O movimento de trazer as empreiteiras à mesa de negociação ocorre após decisão do ministro André Mendonça, do STF, que suspendeu por 60 dias o pagamento das multas para que elas tentem chegar a um novo acordo com governo e Ministério Público. Das nove empresas da Lava- Jato que fecharam leniência com a CGU entre 2017 e 2019, somente duas já pagaram tudo que deviam (a Samsung Heavy Industries e a empreiteira Coesa, desdobramento da ex-OAS).
As sete restantes se comprometeram a pagar R$ 11,5 bilhões, mas liquidaram menos de um terço do combinado, segundo levantamento feito pelo GLOBO. O governo, portanto, ainda teria a receber R$ 8,2 bilhões. É este estoque que agora está sob debate. As empreiteiras argumentam que não conseguiram se reerguer e não têm como pagar o prometido.
Crítico da Lava-Jato, o presidente Luiz Inácio Lula da Silva (PT) chegou a afirmar em março do ano passado que se as empresas “fizeram bobagem, elas têm que pagar o preço”, mas que “não pode quebrar empresa como quebrou”.
Neste primeiro encontro, o governo vai explicar como as conversas vão transcorrer. O ministro Vinicius Carvalho, da CGU, deve abrir a reunião. A ideia é que, nas próximas semanas, sejam conduzidas conversas individuais, nas quais cada empresa tratará de seu caso em profundidade.
O acordo de leniência é uma espécie de delação premiada das pessoas jurídicas. Por meio dele, empreiteiras como Odebrecht (atual Novonor) e Camargo Corrêa (hoje CCCC) reconheceram que pagaram propina a políticos e fraudaram licitações e, em troca, receberam benefícios como descontos na multa devida e facilidades para voltarem a contratar com o poder público.

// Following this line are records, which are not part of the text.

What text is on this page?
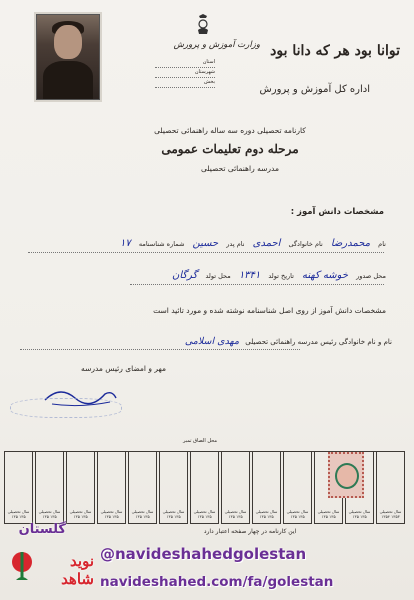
توانا بود هر که دانا بود
وزارت آموزش و پرورش
استان
شهرستان
بخش
اداره کل آموزش و پرورش
کارنامه تحصیلی دوره سه ساله راهنمائی تحصیلی
مرحله دوم تعلیمات عمومی
مدرسه راهنمائی تحصیلی
مشخصات دانش آموز :
نام محمدرضا نام خانوادگی احمدی نام پدر حسین شماره شناسنامه ۱۷
محل صدور خوشه کهنه تاریخ تولد ۱۳۴۱ محل تولد گرگان
مشخصات دانش آموز از روی اصل شناسنامه نوشته شده و مورد تائید است
نام و نام خانوادگی رئیس مدرسه راهنمائی تحصیلی مهدی اسلامی
مهر و امضای رئیس مدرسه
محل الصاق تمبر
سال تحصیلی ۱۳۵ ۱۳۵
سال تحصیلی ۱۳۵ ۱۳۵
سال تحصیلی ۱۳۵ ۱۳۵
سال تحصیلی ۱۳۵ ۱۳۵
سال تحصیلی ۱۳۵ ۱۳۵
سال تحصیلی ۱۳۵ ۱۳۵
سال تحصیلی ۱۳۵ ۱۳۵
سال تحصیلی ۱۳۵ ۱۳۵
سال تحصیلی ۱۳۵ ۱۳۵
سال تحصیلی ۱۳۵ ۱۳۵
سال تحصیلی ۱۳۵ ۱۳۵
سال تحصیلی ۱۳۵ ۱۳۵
سال تحصیلی ۱۳۵۳ ۱۳۵۴
این کارنامه در چهار صفحه اعتبار دارد
گلستان
نوید شاهد
@navideshahedgolestan
navideshahed.com/fa/golestan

Procuradas, Novonor, CCCC, Andrade Gutierrez e Braskem não quiseram comentar. UTC, Methae Nova Participações não retornaram.
Além da renegociação, Mendonça também determinou que, durante este prazo de 60 dias, MP, CGU e AGU debatam os termos de um novo protocolo para acordos de leniência. Há o desejo de que se construa um “balcão único” de negociação, com regras comuns para atuação de todos esses órgãos.
Governo e MP divergem
As empreiteiras atingidas pela Lava-Jato firmaram inicialmente acertos com o Ministério Público, que tocava as investigações. Havia interesse por parte delas de livrar da cadeia os executivos, que se tornaram delatores. Mas o acerto com o MP não protegia as companhias de questionamentos de outros órgãos, como CGU e Tribunal de Contas da União (TCU), e de ações oferecidas pela AGU. Por isso, novos acordos — com valores ainda maiores — tiveram de ser assinados para cobrir todos os prejuízos causados ao poder público. Boa parte do valor acertado nesses acordos ainda não foi quitado, e há parcelas em atraso.

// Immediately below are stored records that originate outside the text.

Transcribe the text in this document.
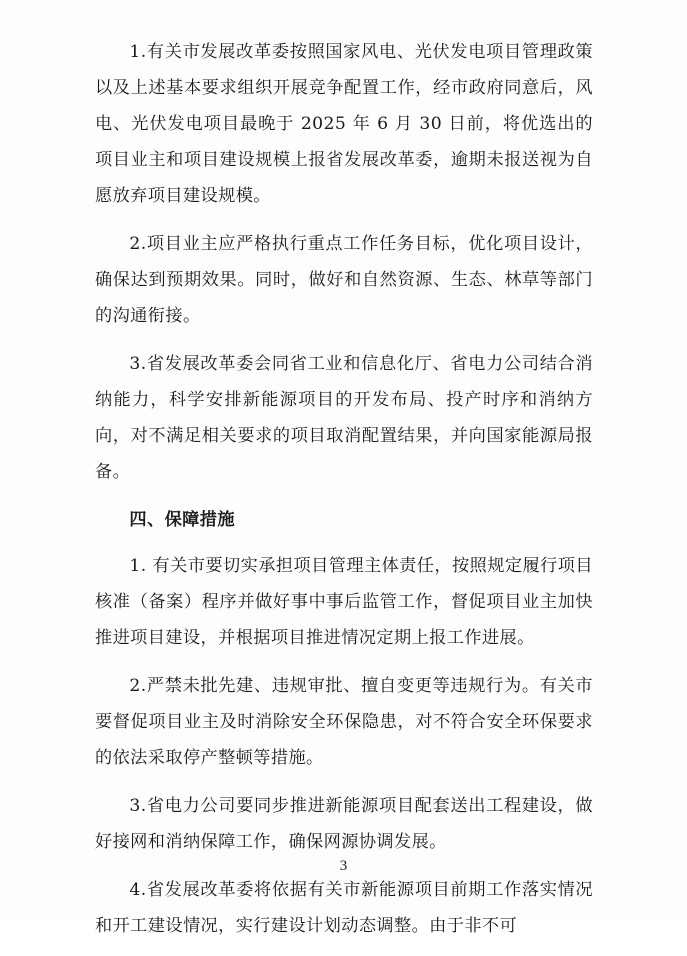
1.有关市发展改革委按照国家风电、光伏发电项目管理政策以及上述基本要求组织开展竞争配置工作，经市政府同意后，风电、光伏发电项目最晚于 2025 年 6 月 30 日前，将优选出的项目业主和项目建设规模上报省发展改革委，逾期未报送视为自愿放弃项目建设规模。

2.项目业主应严格执行重点工作任务目标，优化项目设计，确保达到预期效果。同时，做好和自然资源、生态、林草等部门的沟通衔接。

3.省发展改革委会同省工业和信息化厅、省电力公司结合消纳能力，科学安排新能源项目的开发布局、投产时序和消纳方向，对不满足相关要求的项目取消配置结果，并向国家能源局报备。

四、保障措施

1. 有关市要切实承担项目管理主体责任，按照规定履行项目核准（备案）程序并做好事中事后监管工作，督促项目业主加快推进项目建设，并根据项目推进情况定期上报工作进展。

2.严禁未批先建、违规审批、擅自变更等违规行为。有关市要督促项目业主及时消除安全环保隐患，对不符合安全环保要求的依法采取停产整顿等措施。

3.省电力公司要同步推进新能源项目配套送出工程建设，做好接网和消纳保障工作，确保网源协调发展。

4.省发展改革委将依据有关市新能源项目前期工作落实情况和开工建设情况，实行建设计划动态调整。由于非不可

3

As conversas com as empreiteiras começam formalmente agora, mas o debate entre governo e Ministério Público em busca de um protocolo para os acordos já está em andamento. Uma primeira reunião ocorreu na semana passada e há previsão de nova rodada de conversas nos próximos dias.
A Procuradoria-Geral da República (PGR) sugeriu que, no “balcão único” a ser criado, os casos comecem pela avaliação do Ministério Público, por ser o único capaz de abrir mão dos processos criminais num acordo. A CGU faria sua análise após o aval dos procuradores e calcularia então o valor da multa a ser pago pela empresa. A partir disso, a AGU entraria para firmar os acordos e acompanhar a execução, juntamente com o Tribunal de Contas da União.
A proposta do MP encontrou resistências no governo. O diagnóstico é que isso poderia abalar a capacidade dos órgãos de conduzir suas próprias investigações, já que eles teriam de aguardar as bênçãos do MP para prosseguir.
As primeiras interações indicam caminho difícil até um acordo. Há clima de colaboração quando todos sentam à mesa, mas de grande desconfiança nos bastidores. Integrantes do governo não poupam o MP de críticas ao apontar os muitos problemas nos processos da Lava-Jato. Na PGR, há desconforto com o movimento de renegociação dos acordos já firmados e defesa da necessidade de os procuradores terem palavra decisiva no andamento da negociação com empresas, o que é rechaçado por CGU e AGU.